AI alone cannot transform the patent system but AI that understands patents can. We have deep respect for the AI-first approach that Chris, Angus and Sanj are taking to an industry-wide problem.

Introducing Charts: the next chapter

Alongside the round, Solve has announced the launch of Charts, a product designed for the intense pace and data scale of patent litigation and high-volume IP analysis.

Charts can generate invalidity charts, standard-essential patent charts, infringement mappings, freedom-to-operate and clearance analyses, claim construction work, and portfolio reviews. It can extract insights from thousands of documents and lets firms encode their own internal know-how into reusable styles and templates. Everything is traceable and fully cited.

For litigators and corporate teams, this product is a new foundation for competitive advantage. 

We believe Solve Intelligence has a real opportunity to become the AI-native platform for intellectual property: the Copilot for IP law. A system of record that unifies how patents are created, prosecuted and managed across enterprises, law firms, and inventors globally.

For us at Visionaries, this is exactly the kind of company we love to support.
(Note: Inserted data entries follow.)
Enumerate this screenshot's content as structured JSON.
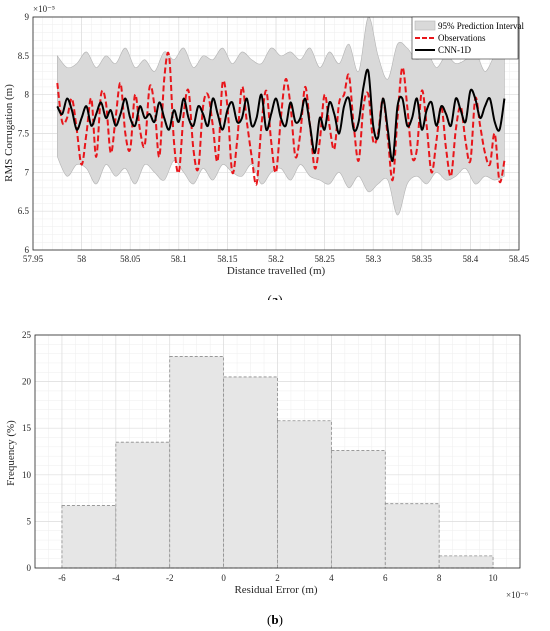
{
  "colors": {
    "band": "#d9d9d9",
    "band_edge": "#b3b3b3",
    "observations": "#e8161b",
    "cnn": "#000000",
    "bar_fill": "#e6e6e6",
    "bar_edge": "#8c8c8c",
    "grid_major": "#dcdcdc",
    "grid_minor": "#eeeeee"
  },
  "panels": {
    "a_label_open": "(",
    "a_label_letter": "a",
    "a_label_close": ")",
    "b_label_open": "(",
    "b_label_letter": "b",
    "b_label_close": ")"
  },
  "chart_data": [
    {
      "type": "line",
      "xlabel": "Distance travelled (m)",
      "ylabel": "RMS Corrugation (m)",
      "y_exponent": "×10⁻⁵",
      "xlim": [
        57.95,
        58.45
      ],
      "ylim": [
        6,
        9
      ],
      "xticks": [
        "57.95",
        "58",
        "58.05",
        "58.1",
        "58.15",
        "58.2",
        "58.25",
        "58.3",
        "58.35",
        "58.4",
        "58.45"
      ],
      "yticks": [
        "6",
        "6.5",
        "7",
        "7.5",
        "8",
        "8.5",
        "9"
      ],
      "grid": true,
      "legend_position": "top-right",
      "legend": [
        "95% Prediction Interval",
        "Observations",
        "CNN-1D"
      ],
      "series": [
        {
          "name": "Observations",
          "style": "dashed",
          "x": [
            57.975,
            57.98,
            57.985,
            57.99,
            57.995,
            58.0,
            58.005,
            58.01,
            58.015,
            58.02,
            58.025,
            58.03,
            58.035,
            58.04,
            58.045,
            58.05,
            58.055,
            58.06,
            58.065,
            58.07,
            58.075,
            58.08,
            58.085,
            58.09,
            58.095,
            58.1,
            58.105,
            58.11,
            58.115,
            58.12,
            58.125,
            58.13,
            58.135,
            58.14,
            58.145,
            58.15,
            58.155,
            58.16,
            58.165,
            58.17,
            58.175,
            58.18,
            58.185,
            58.19,
            58.195,
            58.2,
            58.205,
            58.21,
            58.215,
            58.22,
            58.225,
            58.23,
            58.235,
            58.24,
            58.245,
            58.25,
            58.255,
            58.26,
            58.265,
            58.27,
            58.275,
            58.28,
            58.285,
            58.29,
            58.295,
            58.3,
            58.305,
            58.31,
            58.315,
            58.32,
            58.325,
            58.33,
            58.335,
            58.34,
            58.345,
            58.35,
            58.355,
            58.36,
            58.365,
            58.37,
            58.375,
            58.38,
            58.385,
            58.39,
            58.395,
            58.4,
            58.405,
            58.41,
            58.415,
            58.42,
            58.425,
            58.43,
            58.435
          ],
          "y": [
            8.15,
            7.65,
            7.7,
            7.95,
            7.55,
            7.1,
            7.5,
            7.95,
            7.2,
            8.0,
            7.9,
            7.25,
            7.7,
            8.15,
            7.5,
            7.3,
            8.0,
            7.55,
            7.35,
            8.1,
            7.85,
            7.2,
            8.2,
            8.5,
            7.4,
            7.0,
            7.75,
            8.05,
            7.3,
            7.05,
            7.85,
            8.0,
            7.6,
            7.15,
            8.15,
            7.85,
            7.0,
            7.4,
            8.1,
            7.65,
            7.2,
            6.85,
            7.6,
            8.05,
            7.4,
            7.0,
            7.7,
            8.2,
            7.85,
            7.2,
            7.5,
            8.1,
            7.6,
            7.05,
            7.4,
            8.0,
            7.6,
            7.3,
            7.9,
            8.0,
            8.25,
            7.6,
            7.15,
            7.85,
            8.0,
            7.4,
            7.5,
            7.95,
            7.45,
            6.9,
            7.7,
            8.35,
            7.85,
            7.2,
            7.3,
            8.05,
            7.6,
            7.0,
            7.4,
            7.85,
            7.3,
            6.95,
            7.55,
            7.85,
            7.4,
            7.15,
            7.95,
            7.6,
            7.25,
            7.1,
            7.5,
            6.88,
            7.15
          ]
        },
        {
          "name": "CNN-1D",
          "style": "solid",
          "x": [
            57.975,
            57.98,
            57.985,
            57.99,
            57.995,
            58.0,
            58.005,
            58.01,
            58.015,
            58.02,
            58.025,
            58.03,
            58.035,
            58.04,
            58.045,
            58.05,
            58.055,
            58.06,
            58.065,
            58.07,
            58.075,
            58.08,
            58.085,
            58.09,
            58.095,
            58.1,
            58.105,
            58.11,
            58.115,
            58.12,
            58.125,
            58.13,
            58.135,
            58.14,
            58.145,
            58.15,
            58.155,
            58.16,
            58.165,
            58.17,
            58.175,
            58.18,
            58.185,
            58.19,
            58.195,
            58.2,
            58.205,
            58.21,
            58.215,
            58.22,
            58.225,
            58.23,
            58.235,
            58.24,
            58.245,
            58.25,
            58.255,
            58.26,
            58.265,
            58.27,
            58.275,
            58.28,
            58.285,
            58.29,
            58.295,
            58.3,
            58.305,
            58.31,
            58.315,
            58.32,
            58.325,
            58.33,
            58.335,
            58.34,
            58.345,
            58.35,
            58.355,
            58.36,
            58.365,
            58.37,
            58.375,
            58.38,
            58.385,
            58.39,
            58.395,
            58.4,
            58.405,
            58.41,
            58.415,
            58.42,
            58.425,
            58.43,
            58.435
          ],
          "y": [
            7.85,
            7.75,
            7.95,
            7.8,
            7.55,
            7.7,
            7.85,
            7.6,
            7.75,
            7.9,
            7.7,
            7.8,
            7.6,
            7.75,
            7.95,
            7.7,
            7.6,
            7.85,
            7.7,
            7.75,
            7.65,
            7.9,
            7.7,
            7.55,
            7.8,
            7.65,
            7.95,
            7.7,
            7.6,
            7.85,
            7.75,
            7.6,
            7.95,
            7.75,
            7.55,
            7.8,
            7.9,
            7.65,
            7.7,
            7.95,
            7.6,
            7.7,
            8.0,
            7.55,
            7.75,
            7.95,
            7.7,
            7.6,
            7.9,
            7.65,
            7.7,
            7.95,
            7.6,
            7.25,
            7.7,
            7.55,
            7.9,
            7.75,
            7.5,
            7.85,
            7.95,
            7.55,
            7.65,
            8.1,
            8.3,
            7.6,
            7.45,
            7.95,
            7.55,
            7.15,
            7.85,
            7.95,
            7.6,
            7.7,
            7.95,
            7.55,
            7.8,
            7.9,
            7.6,
            7.85,
            7.75,
            7.6,
            7.95,
            7.8,
            7.65,
            8.05,
            7.95,
            7.7,
            7.85,
            7.95,
            7.65,
            7.55,
            7.95
          ]
        },
        {
          "name": "95% Prediction Interval",
          "style": "band",
          "x": [
            57.975,
            57.985,
            57.995,
            58.005,
            58.015,
            58.025,
            58.035,
            58.045,
            58.055,
            58.065,
            58.075,
            58.085,
            58.095,
            58.105,
            58.115,
            58.125,
            58.135,
            58.145,
            58.155,
            58.165,
            58.175,
            58.185,
            58.195,
            58.205,
            58.215,
            58.225,
            58.235,
            58.245,
            58.255,
            58.265,
            58.275,
            58.285,
            58.295,
            58.305,
            58.315,
            58.325,
            58.335,
            58.345,
            58.355,
            58.365,
            58.375,
            58.385,
            58.395,
            58.405,
            58.415,
            58.425,
            58.435
          ],
          "upper": [
            8.5,
            8.35,
            8.4,
            8.55,
            8.35,
            8.5,
            8.4,
            8.6,
            8.35,
            8.45,
            8.3,
            8.55,
            8.45,
            8.6,
            8.35,
            8.5,
            8.45,
            8.6,
            8.4,
            8.55,
            8.45,
            8.4,
            8.6,
            8.5,
            8.55,
            8.45,
            8.6,
            8.35,
            8.55,
            8.4,
            8.65,
            8.3,
            9.0,
            8.5,
            8.2,
            8.65,
            8.6,
            8.45,
            8.55,
            8.35,
            8.5,
            8.4,
            8.45,
            8.55,
            8.3,
            8.5,
            8.55
          ],
          "lower": [
            7.2,
            6.95,
            7.1,
            7.05,
            6.85,
            7.1,
            6.95,
            7.05,
            6.85,
            7.1,
            7.0,
            6.9,
            7.15,
            7.0,
            6.85,
            7.05,
            6.9,
            7.1,
            7.0,
            6.95,
            7.1,
            6.85,
            7.0,
            7.05,
            6.9,
            7.1,
            6.95,
            6.9,
            6.85,
            7.0,
            6.8,
            6.95,
            6.75,
            6.85,
            6.9,
            6.45,
            6.85,
            6.95,
            6.85,
            7.0,
            6.9,
            6.95,
            7.05,
            6.85,
            6.95,
            6.9,
            6.95
          ]
        }
      ]
    },
    {
      "type": "bar",
      "xlabel": "Residual Error (m)",
      "ylabel": "Frequency (%)",
      "x_exponent": "×10⁻⁶",
      "xlim": [
        -7,
        11
      ],
      "ylim": [
        0,
        25
      ],
      "xticks": [
        "-6",
        "-4",
        "-2",
        "0",
        "2",
        "4",
        "6",
        "8",
        "10"
      ],
      "yticks": [
        "0",
        "5",
        "10",
        "15",
        "20",
        "25"
      ],
      "grid": true,
      "bins": [
        [
          -6,
          -4
        ],
        [
          -4,
          -2
        ],
        [
          -2,
          0
        ],
        [
          0,
          2
        ],
        [
          2,
          4
        ],
        [
          4,
          6
        ],
        [
          6,
          8
        ],
        [
          8,
          10
        ]
      ],
      "values": [
        6.7,
        13.5,
        22.7,
        20.5,
        15.8,
        12.6,
        6.9,
        1.3
      ]
    }
  ]
}
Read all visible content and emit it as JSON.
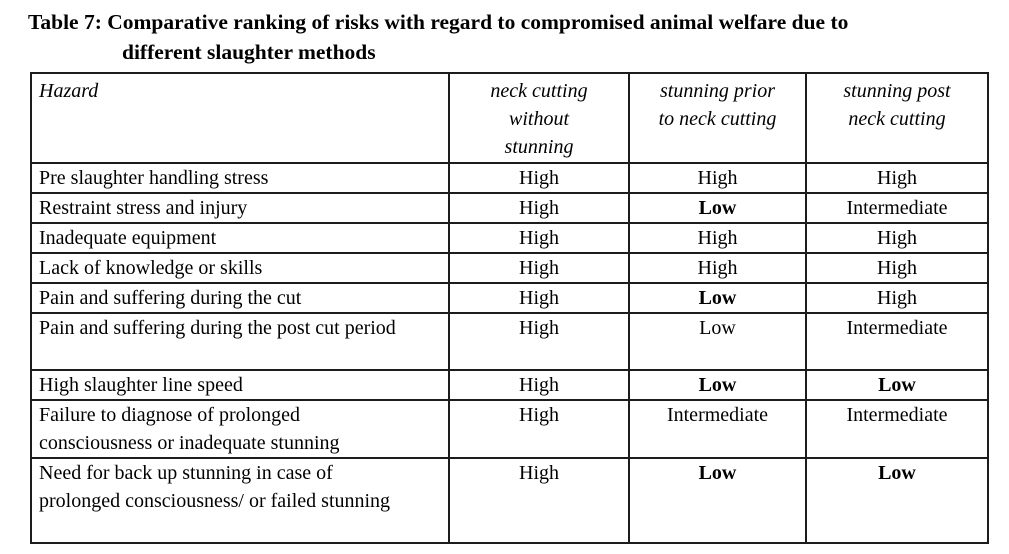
{
  "caption": {
    "label": "Table 7:",
    "title": "Comparative ranking of risks with regard to compromised animal welfare due to\ndifferent slaughter methods"
  },
  "table": {
    "columns": [
      "Hazard",
      "neck cutting\nwithout\nstunning",
      "stunning prior\nto neck cutting",
      "stunning post\nneck cutting"
    ],
    "rows": [
      {
        "hazard": "Pre slaughter handling stress",
        "values": [
          {
            "text": "High",
            "bold": false
          },
          {
            "text": "High",
            "bold": false
          },
          {
            "text": "High",
            "bold": false
          }
        ]
      },
      {
        "hazard": "Restraint stress and injury",
        "values": [
          {
            "text": "High",
            "bold": false
          },
          {
            "text": "Low",
            "bold": true
          },
          {
            "text": "Intermediate",
            "bold": false
          }
        ]
      },
      {
        "hazard": "Inadequate equipment",
        "values": [
          {
            "text": "High",
            "bold": false
          },
          {
            "text": "High",
            "bold": false
          },
          {
            "text": "High",
            "bold": false
          }
        ]
      },
      {
        "hazard": "Lack of knowledge or skills",
        "values": [
          {
            "text": "High",
            "bold": false
          },
          {
            "text": "High",
            "bold": false
          },
          {
            "text": "High",
            "bold": false
          }
        ]
      },
      {
        "hazard": "Pain and suffering during the cut",
        "values": [
          {
            "text": "High",
            "bold": false
          },
          {
            "text": "Low",
            "bold": true
          },
          {
            "text": "High",
            "bold": false
          }
        ]
      },
      {
        "hazard": "Pain and suffering during the post cut period",
        "values": [
          {
            "text": "High",
            "bold": false
          },
          {
            "text": "Low",
            "bold": false
          },
          {
            "text": "Intermediate",
            "bold": false
          }
        ]
      },
      {
        "hazard": "High slaughter line speed",
        "values": [
          {
            "text": "High",
            "bold": false
          },
          {
            "text": "Low",
            "bold": true
          },
          {
            "text": "Low",
            "bold": true
          }
        ]
      },
      {
        "hazard": "Failure to diagnose of prolonged consciousness or inadequate stunning",
        "values": [
          {
            "text": "High",
            "bold": false
          },
          {
            "text": "Intermediate",
            "bold": false
          },
          {
            "text": "Intermediate",
            "bold": false
          }
        ]
      },
      {
        "hazard": "Need for back up stunning in case of prolonged consciousness/ or failed stunning",
        "values": [
          {
            "text": "High",
            "bold": false
          },
          {
            "text": "Low",
            "bold": true
          },
          {
            "text": "Low",
            "bold": true
          }
        ]
      }
    ]
  },
  "colors": {
    "text": "#000000",
    "border": "#1c1c1c",
    "background": "#ffffff"
  }
}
A team combining world-class research, deep domain expertise, and the ambition to rebuild a critical industry from the ground up.

We’re also excited to be leading this investment from our Early Growth Fund, a position we’ve been taking more throughout 2025 with the support of our brilliant founders – for whom our Visionaries DNA and proposition seems to be resonating now more than ever – and our LPs, to whom we are hugely grateful for their continued trust. 

The patent system has always been about protecting inventions but now it needs reinvention of its own. Solve Intelligence is doing that work. Congratulations to Chris, Angus and Sanj for what you’ve achieved so far, and thank you for letting us join you in your mission.